タッチウエイトの開拓者、デービット・スタンウッド氏を迎えて

4月15日から17日まで私の働くジェンキンピアノサービス工房にてニュージーランドピアノ調律師協会の年次総会とミニコンベンションが開かれました。

今回は元々私がデービット・スタンウッド氏の研修会を提案したのもあって、プログラム作りや仕込みなど、私が中心となって運営しました。

総会の様子

初日午前中は協会の総会。役員改選もありました。私は今年も副会長を引き受けました。

午後はオーストラリアからも参加者が集まり、ミニコンベンションの開幕です。
さっそくスタンウッド氏の講義第1弾、「フェルトの科学とピアノでの扱い方」です。羊毛の顕微鏡写真なども使ってその構造と特色を説明して、ピアノに使われるときの利点やその注意事項などを話していただきました。深層シュガーコーティング整音法の実演もあり、参加者は興味津々に見て弾いて聞いていました。
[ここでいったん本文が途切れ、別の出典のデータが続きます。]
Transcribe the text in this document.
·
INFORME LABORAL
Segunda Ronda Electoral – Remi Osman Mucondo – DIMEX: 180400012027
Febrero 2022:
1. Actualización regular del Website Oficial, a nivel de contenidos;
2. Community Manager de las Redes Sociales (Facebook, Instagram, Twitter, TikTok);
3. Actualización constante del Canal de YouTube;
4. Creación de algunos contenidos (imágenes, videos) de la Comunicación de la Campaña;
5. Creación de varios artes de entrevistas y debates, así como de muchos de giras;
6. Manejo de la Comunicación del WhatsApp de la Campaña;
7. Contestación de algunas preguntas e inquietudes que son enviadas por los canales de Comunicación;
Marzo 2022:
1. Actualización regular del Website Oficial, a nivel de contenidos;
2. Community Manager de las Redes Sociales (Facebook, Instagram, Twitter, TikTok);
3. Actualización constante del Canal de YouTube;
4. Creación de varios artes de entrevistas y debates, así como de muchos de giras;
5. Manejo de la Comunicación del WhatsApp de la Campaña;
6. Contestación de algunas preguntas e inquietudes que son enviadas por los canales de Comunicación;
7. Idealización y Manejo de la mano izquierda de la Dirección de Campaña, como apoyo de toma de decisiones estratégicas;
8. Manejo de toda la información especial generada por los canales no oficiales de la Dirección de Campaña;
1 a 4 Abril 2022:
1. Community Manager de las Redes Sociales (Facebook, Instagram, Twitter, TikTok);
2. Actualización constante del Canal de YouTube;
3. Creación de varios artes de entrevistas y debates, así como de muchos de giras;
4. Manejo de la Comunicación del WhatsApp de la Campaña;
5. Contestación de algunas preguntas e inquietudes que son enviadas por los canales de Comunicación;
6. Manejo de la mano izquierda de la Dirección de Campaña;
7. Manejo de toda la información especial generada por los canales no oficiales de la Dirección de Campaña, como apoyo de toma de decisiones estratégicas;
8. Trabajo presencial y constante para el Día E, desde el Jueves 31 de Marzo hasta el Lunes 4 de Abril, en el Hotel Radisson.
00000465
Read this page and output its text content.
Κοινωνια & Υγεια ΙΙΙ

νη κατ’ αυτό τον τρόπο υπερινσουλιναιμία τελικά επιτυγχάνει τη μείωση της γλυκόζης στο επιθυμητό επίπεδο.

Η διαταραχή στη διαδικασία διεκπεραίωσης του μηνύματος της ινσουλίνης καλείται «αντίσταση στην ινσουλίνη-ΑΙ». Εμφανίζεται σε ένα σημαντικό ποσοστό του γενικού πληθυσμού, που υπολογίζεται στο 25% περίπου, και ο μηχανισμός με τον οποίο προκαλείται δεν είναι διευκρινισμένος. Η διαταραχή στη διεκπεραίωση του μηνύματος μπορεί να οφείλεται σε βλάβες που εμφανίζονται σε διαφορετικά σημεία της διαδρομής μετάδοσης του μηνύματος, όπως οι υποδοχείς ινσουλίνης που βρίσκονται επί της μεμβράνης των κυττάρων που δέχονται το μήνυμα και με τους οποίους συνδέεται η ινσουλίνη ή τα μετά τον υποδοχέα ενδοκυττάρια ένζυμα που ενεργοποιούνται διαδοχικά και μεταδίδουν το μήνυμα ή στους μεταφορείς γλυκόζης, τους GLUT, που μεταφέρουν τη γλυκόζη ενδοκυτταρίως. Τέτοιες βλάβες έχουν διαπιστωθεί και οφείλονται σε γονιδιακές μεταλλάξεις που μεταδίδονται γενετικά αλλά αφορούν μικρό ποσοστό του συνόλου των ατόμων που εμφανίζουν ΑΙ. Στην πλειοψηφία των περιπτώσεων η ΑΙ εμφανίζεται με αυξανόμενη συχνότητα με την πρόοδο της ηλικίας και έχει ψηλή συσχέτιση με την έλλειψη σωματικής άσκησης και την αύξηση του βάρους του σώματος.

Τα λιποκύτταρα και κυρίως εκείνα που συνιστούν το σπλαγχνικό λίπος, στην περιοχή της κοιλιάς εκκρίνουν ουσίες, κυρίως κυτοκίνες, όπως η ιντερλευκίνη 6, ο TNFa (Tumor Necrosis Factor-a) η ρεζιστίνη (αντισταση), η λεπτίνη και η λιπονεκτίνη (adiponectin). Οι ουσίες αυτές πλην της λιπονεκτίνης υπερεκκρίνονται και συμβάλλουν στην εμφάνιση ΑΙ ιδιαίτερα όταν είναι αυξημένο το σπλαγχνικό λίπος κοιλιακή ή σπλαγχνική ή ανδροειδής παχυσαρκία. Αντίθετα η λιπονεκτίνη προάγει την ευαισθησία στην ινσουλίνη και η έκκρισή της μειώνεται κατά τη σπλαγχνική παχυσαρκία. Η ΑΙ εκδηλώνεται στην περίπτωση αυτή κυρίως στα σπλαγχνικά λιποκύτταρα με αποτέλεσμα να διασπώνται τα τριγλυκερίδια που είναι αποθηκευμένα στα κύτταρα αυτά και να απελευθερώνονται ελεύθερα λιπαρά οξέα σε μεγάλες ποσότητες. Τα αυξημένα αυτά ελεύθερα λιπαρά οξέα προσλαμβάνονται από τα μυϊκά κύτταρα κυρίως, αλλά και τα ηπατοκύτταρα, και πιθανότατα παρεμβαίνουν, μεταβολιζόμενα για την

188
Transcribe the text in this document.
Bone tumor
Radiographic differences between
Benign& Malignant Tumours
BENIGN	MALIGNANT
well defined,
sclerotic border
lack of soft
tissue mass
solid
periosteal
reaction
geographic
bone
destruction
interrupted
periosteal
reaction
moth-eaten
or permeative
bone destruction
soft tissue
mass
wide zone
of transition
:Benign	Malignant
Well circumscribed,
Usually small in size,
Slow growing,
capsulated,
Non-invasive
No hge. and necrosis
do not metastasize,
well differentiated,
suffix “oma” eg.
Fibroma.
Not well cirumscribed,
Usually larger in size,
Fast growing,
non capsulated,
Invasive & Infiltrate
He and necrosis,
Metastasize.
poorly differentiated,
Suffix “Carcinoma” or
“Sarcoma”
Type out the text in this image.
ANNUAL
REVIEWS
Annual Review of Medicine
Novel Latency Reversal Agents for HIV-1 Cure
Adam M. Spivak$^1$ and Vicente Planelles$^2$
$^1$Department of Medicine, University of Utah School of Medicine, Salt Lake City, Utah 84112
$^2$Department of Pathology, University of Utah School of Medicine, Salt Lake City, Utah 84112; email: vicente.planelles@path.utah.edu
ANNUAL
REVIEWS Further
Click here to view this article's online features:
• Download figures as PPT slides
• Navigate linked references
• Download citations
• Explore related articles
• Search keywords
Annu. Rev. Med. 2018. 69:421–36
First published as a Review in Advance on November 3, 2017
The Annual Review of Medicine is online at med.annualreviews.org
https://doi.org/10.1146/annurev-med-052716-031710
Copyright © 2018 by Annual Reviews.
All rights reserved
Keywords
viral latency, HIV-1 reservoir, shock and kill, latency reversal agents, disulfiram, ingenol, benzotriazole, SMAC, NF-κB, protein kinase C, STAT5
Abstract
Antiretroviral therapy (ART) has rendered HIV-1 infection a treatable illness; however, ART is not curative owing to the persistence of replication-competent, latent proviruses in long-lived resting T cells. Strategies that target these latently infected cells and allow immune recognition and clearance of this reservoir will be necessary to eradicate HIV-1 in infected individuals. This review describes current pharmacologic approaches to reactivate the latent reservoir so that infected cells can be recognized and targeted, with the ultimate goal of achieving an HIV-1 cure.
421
デービット・スタンウッド氏と私、メールでやり取りはしていたのですが、実際に会うのは初めて。


初日の講義の様子

2日目は1時間半を3コマ使ってタッチウエイトに関する集中講義でした。

1コマ目は「新タッチウエイト度量衡法の開発史」でした。弾きやすさを求めてアクションの改良を追い求めてきた歴史を語っていただきました。タッチウエイトを中心にどのようにしたら滑らかで弾きやすいタッチを得ることができるのか氏ならではの視点で解説してもらいました。

2コマ目では「アクションのテコ比率から何が創造されたか」。いよいよ精密タッチデザインの解説です。テコ比率がどのように計測され、どのような効果を生むのか。そしてどのように調整できるのかを実験を通じての説明でした。テコ比率の微調整ができるピアノ後付けシステムのSALAも写真をふんだんに使ってその構造と働きを解説していただきました。初めて目にする参加者も多く、「おーーっ」という声がそこここで上がっていました。

3コマ目は「ハンマーの重さが音とタッチに与える影響」というテーマでした。用意したグランドピアノにクリップを装着して実際にストライクウエイトを重くして、タッチと音がどのように変化するのか確認しました。氏のこれまでの研究資料からいくつものストライクウエイトの実例やストライクレシオとのかかわりなどハンマーがどのようにピアノの音とタッチに影響を与えているかを解き明かしてくれました。

講義の合間や休憩時間などにも質問に集まる参加者が絶えず、その内容の素晴らしさを裏付けていました。

3日目は氏の講義はなく、ニュージーランド協会の会員による発表を行いました。私は氏からミーティングの提案を受け1時間ほど会を抜けて氏の宿舎にお邪魔しました。タッチウエイトをめぐるいろいろな商品や他の技術者の研究について意見交換をしたり、慣性モーメントの計量方法で氏独自のやり方に意見を求められたり、次の段階となるであろう理論部分を方程式の形で表現することを勧められたりしました。
今後の新たなチャレンジを提示されてうれしく思います。